Сделай Сам Свою Работу на 5

В.В. Воровский Леонид Андреев





Если вы попросите современного интеллигентного русского читателя назвать наиболее талантливых авторов наших дней, он, наверное, на одно из первых мест -- если не на первое -- поставит Леонида Андреева. И тем не менее этот самый читатель прочитывает каждую новую вещь Андреева с неудовлетворенным чувством: "Нет, это не то; эта вещь автору не удалась". И почти все, что дал литературе Л. Андреев, сводится в конце концов к длинному ряду таких неудавшихся произведений.

Итак, с одной стороны -- общепризнанный крупный талант, с другой -- вечно не удающиеся произведения. И этот суд "толпы" в общих чертах совпадает с судом критики. Очевидно, в самой основе творчества Л. Андреева заложено какое-то противоречие, и это противоречие мешает автору успешно осуществлять задуманные им планы, воплощать в художественные произведения преследующие его идеи и образы; это противоречие нарушает цельность, а с нею и силу его произведений, оставляя их какими-то недоделанными.

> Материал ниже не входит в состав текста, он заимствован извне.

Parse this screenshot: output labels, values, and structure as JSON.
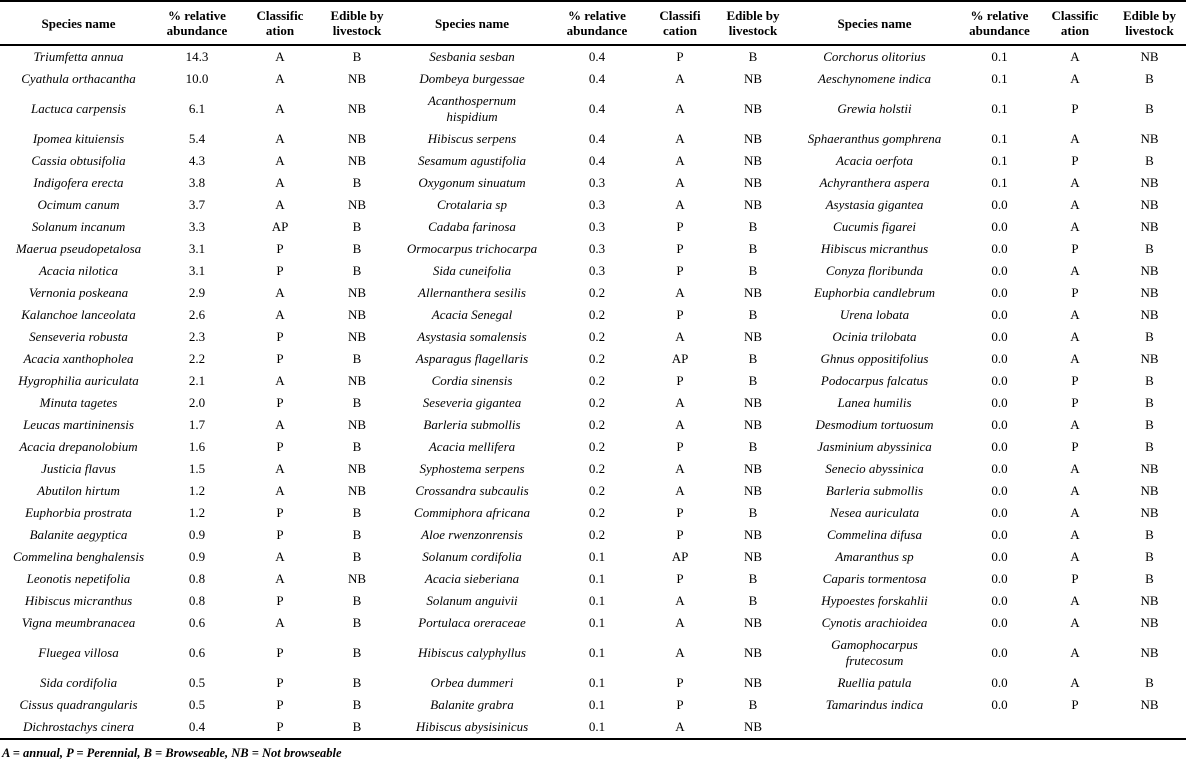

В чем же заключается указанное противоречие? Быть может, разобравшись в нем, поняв его, мы сможем понять и особенности таланта, и причины неудачливости Л. Андреева.



Если вы просмотрите все произведения Л. Андреева за минувшие одиннадцать лет, вы увидите, что -- за небольшими исключениями -- он затрагивает по преимуществу социальные темы.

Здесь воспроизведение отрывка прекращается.